Ce propos, vivement prononcé et encore plus librement et plus énergiquement étendu, fut écouté d’un bout à l’autre. Je fus surpris qu’il me dit que j’avois raison, que je lui ouvrois les yeux, plus encore qu’il m’embrassa, me dit que je lui parlois en véritable ami, et qu’il me donnoit sa parole et me la tiendroit de n’y point aller. Nous nous séparâmes là-dessus, moi le confirmant encore, lui promettant de nouveau que j’irais, et lui me remerciant de cet effort. Il n’eut nulle impatience, nulle envie que je m’en allasse, car je le connoissois bien, et je l’examinois jusqu’au fond de l’âme, et ce fut moi qui le quittai, bien content de l’avoir détourné d’une si honteuse démarche et si extraordinaire. Qui n’eût dit qu’il ne m’eût tenu parole ? car on va voir qu’il le vouloit ; mais voici ce qui arriva.

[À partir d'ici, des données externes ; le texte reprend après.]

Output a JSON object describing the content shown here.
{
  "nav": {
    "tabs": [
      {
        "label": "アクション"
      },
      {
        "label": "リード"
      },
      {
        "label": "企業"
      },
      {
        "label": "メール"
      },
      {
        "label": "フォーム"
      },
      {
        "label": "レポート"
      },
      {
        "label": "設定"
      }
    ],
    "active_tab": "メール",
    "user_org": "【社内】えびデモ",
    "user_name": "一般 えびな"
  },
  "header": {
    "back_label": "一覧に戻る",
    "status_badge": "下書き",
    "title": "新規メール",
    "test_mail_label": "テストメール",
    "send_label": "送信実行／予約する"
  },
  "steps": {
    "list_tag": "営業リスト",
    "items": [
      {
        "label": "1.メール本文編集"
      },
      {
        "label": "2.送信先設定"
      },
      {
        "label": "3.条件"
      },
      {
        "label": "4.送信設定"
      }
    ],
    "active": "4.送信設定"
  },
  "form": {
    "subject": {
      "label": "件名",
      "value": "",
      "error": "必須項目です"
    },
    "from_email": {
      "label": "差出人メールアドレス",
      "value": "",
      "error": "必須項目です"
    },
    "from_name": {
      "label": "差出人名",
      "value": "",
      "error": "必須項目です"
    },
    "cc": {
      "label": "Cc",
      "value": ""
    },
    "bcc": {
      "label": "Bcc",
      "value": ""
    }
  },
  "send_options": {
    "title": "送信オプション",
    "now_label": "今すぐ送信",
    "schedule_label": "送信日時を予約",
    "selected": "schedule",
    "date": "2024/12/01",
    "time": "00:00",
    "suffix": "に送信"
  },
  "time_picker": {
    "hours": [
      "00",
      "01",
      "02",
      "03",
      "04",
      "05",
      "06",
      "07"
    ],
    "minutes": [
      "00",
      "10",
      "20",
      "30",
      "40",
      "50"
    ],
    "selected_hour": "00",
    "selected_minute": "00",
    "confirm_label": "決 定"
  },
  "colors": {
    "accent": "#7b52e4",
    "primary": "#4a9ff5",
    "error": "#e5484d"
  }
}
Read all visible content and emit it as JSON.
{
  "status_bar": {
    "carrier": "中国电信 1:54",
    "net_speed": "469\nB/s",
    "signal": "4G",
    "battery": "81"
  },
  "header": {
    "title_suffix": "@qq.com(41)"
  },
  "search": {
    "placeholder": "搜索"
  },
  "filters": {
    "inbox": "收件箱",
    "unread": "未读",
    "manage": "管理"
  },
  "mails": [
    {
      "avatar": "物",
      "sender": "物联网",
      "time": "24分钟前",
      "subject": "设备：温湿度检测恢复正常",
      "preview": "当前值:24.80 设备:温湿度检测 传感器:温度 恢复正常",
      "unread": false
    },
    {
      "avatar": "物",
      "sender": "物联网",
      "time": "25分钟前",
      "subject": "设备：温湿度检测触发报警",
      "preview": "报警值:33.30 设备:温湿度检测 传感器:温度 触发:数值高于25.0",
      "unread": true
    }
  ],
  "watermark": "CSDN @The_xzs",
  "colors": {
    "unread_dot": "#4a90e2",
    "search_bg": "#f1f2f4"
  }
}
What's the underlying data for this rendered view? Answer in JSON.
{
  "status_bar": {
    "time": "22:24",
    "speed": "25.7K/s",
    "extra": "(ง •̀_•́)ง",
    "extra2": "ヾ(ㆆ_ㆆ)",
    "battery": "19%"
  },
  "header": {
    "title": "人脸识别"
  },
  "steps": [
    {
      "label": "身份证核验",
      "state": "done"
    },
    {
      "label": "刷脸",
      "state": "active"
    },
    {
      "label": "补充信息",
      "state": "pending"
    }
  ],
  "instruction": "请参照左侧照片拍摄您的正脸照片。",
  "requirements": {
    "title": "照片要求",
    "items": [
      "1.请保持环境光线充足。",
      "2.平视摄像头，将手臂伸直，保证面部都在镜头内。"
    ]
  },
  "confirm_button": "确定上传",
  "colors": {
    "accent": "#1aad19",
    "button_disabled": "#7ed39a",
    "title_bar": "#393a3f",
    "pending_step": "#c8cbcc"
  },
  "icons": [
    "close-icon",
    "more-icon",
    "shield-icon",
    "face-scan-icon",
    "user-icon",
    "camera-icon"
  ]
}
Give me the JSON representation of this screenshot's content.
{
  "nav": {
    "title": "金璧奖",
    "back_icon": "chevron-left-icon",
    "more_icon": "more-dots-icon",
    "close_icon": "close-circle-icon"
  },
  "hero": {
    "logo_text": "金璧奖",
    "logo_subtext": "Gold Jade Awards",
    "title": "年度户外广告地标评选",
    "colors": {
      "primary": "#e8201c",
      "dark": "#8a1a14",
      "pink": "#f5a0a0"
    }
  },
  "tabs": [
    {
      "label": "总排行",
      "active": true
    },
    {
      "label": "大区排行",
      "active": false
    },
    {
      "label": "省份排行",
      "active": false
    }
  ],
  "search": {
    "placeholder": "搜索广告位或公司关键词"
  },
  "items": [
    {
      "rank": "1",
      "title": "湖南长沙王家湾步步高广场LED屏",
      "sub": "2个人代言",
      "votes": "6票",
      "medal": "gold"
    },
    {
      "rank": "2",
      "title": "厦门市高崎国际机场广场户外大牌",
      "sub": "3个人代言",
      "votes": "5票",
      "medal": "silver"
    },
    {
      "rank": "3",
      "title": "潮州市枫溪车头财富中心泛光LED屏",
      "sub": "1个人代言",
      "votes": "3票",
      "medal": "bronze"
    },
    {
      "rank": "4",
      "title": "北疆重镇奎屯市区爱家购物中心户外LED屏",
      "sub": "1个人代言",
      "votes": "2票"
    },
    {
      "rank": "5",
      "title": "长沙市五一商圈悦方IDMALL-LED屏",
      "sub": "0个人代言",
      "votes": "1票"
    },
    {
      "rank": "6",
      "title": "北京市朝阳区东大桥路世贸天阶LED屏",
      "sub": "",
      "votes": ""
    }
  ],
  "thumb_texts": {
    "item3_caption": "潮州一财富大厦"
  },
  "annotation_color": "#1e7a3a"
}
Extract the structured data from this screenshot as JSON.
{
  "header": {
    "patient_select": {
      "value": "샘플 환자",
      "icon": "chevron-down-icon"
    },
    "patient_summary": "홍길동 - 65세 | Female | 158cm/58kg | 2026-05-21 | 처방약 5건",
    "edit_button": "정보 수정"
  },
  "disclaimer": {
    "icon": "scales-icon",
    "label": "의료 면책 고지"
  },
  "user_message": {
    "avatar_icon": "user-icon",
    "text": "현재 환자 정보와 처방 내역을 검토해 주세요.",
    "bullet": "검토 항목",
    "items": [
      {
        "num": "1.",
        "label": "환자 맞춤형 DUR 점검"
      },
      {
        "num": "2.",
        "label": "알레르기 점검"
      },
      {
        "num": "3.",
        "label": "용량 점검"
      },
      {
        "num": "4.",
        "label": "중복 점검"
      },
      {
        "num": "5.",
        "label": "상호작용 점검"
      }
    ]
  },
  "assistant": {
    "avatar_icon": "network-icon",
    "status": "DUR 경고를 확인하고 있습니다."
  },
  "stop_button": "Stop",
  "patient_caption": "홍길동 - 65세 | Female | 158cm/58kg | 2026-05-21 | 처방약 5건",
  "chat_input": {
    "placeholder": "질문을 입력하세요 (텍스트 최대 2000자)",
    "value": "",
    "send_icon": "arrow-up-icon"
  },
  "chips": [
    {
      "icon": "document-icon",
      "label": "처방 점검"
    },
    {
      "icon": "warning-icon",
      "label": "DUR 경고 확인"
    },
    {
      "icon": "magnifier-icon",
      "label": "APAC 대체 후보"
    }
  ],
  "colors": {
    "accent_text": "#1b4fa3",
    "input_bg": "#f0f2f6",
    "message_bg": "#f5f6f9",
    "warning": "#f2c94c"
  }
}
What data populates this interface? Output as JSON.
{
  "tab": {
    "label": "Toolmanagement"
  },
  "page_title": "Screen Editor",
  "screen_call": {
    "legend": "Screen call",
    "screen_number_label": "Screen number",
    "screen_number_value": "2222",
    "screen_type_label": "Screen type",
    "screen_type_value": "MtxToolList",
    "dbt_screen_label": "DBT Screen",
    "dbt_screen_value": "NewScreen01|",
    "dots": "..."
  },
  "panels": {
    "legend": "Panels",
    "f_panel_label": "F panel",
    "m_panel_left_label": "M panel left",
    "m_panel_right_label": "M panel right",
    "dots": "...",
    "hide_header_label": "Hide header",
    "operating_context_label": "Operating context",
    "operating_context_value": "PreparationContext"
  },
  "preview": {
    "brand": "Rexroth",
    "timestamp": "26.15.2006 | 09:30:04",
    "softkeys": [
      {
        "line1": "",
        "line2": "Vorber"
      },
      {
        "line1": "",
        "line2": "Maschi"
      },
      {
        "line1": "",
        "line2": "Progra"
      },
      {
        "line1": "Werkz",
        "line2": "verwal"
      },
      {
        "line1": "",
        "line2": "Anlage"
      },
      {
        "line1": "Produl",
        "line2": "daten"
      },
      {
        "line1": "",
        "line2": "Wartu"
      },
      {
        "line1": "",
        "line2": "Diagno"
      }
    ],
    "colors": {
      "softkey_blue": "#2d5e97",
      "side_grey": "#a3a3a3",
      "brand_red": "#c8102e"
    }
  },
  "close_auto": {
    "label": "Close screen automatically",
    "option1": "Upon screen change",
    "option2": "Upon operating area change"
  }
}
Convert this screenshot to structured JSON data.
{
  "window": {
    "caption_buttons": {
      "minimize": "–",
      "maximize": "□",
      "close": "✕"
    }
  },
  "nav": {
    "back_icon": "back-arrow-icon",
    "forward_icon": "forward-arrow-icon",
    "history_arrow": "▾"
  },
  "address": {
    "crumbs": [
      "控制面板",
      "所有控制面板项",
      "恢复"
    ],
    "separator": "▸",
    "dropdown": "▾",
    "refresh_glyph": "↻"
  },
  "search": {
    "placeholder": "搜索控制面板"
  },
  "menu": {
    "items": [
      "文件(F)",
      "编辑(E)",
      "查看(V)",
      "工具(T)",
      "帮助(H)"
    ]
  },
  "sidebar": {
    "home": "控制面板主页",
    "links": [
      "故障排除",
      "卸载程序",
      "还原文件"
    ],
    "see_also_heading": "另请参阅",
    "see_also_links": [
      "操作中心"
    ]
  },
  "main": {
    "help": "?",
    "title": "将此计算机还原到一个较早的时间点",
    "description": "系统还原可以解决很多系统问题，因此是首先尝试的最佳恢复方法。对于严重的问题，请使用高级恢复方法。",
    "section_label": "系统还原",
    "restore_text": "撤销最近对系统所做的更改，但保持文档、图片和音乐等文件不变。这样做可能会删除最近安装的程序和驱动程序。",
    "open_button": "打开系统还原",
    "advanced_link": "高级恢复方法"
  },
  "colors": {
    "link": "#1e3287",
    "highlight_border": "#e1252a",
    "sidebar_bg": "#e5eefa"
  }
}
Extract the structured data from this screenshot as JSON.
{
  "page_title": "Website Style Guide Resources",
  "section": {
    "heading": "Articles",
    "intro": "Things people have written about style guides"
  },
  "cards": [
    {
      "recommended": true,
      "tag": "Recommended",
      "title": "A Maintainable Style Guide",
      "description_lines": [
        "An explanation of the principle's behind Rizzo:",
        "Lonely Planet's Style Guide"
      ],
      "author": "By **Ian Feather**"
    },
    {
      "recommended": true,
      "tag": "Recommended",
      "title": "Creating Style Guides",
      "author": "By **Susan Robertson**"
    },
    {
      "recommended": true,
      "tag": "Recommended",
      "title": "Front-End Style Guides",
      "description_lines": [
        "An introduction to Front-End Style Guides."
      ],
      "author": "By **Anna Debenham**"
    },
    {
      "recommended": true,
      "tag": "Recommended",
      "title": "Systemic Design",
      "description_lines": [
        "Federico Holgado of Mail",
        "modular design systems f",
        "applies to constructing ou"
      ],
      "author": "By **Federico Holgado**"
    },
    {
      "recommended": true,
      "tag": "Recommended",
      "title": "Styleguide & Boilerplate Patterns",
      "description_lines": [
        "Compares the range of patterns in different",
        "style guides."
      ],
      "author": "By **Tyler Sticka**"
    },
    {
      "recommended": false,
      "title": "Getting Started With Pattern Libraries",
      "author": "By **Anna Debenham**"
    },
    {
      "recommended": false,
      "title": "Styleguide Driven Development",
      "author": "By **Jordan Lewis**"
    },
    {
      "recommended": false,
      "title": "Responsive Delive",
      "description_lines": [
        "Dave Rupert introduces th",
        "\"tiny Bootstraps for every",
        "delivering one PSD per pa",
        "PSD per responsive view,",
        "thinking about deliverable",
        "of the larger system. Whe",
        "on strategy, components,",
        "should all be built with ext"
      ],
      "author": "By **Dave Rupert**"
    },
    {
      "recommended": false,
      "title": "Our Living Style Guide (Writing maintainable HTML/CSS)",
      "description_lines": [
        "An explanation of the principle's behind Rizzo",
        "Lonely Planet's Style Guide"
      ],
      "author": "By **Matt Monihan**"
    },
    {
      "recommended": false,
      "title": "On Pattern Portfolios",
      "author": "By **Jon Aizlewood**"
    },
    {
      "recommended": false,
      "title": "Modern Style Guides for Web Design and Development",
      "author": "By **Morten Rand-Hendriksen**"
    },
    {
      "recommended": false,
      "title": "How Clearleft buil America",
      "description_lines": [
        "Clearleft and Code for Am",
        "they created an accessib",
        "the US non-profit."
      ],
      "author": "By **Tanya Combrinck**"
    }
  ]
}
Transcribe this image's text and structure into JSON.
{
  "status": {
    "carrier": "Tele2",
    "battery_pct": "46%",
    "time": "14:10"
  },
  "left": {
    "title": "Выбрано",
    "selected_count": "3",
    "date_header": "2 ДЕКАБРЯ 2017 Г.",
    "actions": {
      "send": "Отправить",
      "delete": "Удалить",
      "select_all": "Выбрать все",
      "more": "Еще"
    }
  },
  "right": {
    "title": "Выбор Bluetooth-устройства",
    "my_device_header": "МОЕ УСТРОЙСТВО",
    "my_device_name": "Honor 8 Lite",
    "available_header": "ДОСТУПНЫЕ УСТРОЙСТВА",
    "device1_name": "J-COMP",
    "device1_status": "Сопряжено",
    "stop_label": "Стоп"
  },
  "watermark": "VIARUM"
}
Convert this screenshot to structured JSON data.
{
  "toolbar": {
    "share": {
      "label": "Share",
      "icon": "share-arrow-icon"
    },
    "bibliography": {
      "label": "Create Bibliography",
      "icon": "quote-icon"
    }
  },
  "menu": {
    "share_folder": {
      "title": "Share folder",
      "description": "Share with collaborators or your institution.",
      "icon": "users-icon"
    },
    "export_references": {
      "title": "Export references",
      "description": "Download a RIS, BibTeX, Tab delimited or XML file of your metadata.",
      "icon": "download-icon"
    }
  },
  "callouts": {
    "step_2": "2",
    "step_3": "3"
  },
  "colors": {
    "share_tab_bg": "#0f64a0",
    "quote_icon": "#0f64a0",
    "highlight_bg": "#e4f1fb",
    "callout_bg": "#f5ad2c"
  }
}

Quoique je me crusse bien assuré là-dessus, néanmoins la facilité et l’extrême faiblesse du prince, et l’empire sur lui et l’orgueil de l’abbé Dubois, m’engagèrent à prendre le plus sûr avant d’aller au sacre. J’envoyai aux nouvelles le lendemain matin au Palais-Royal, et cependant je fis tenir mon carrosse tout prêt pour tenir ma parole. Mais je fus bien confus, quelque accoutumé que je fusse aux misères de M. le duc d’Orléans, quand celui que j’avois envoyé voir ce qui se passoit revint et me rapporta qu’il venoit de voir M. le duc d’Orléans monter dans son carrosse et environné de toute la pompe des rares jours de cérémonie, partir pour aller au sacre. Je fis ôter mes chevaux, et m’enfonçai dans mon cabinet.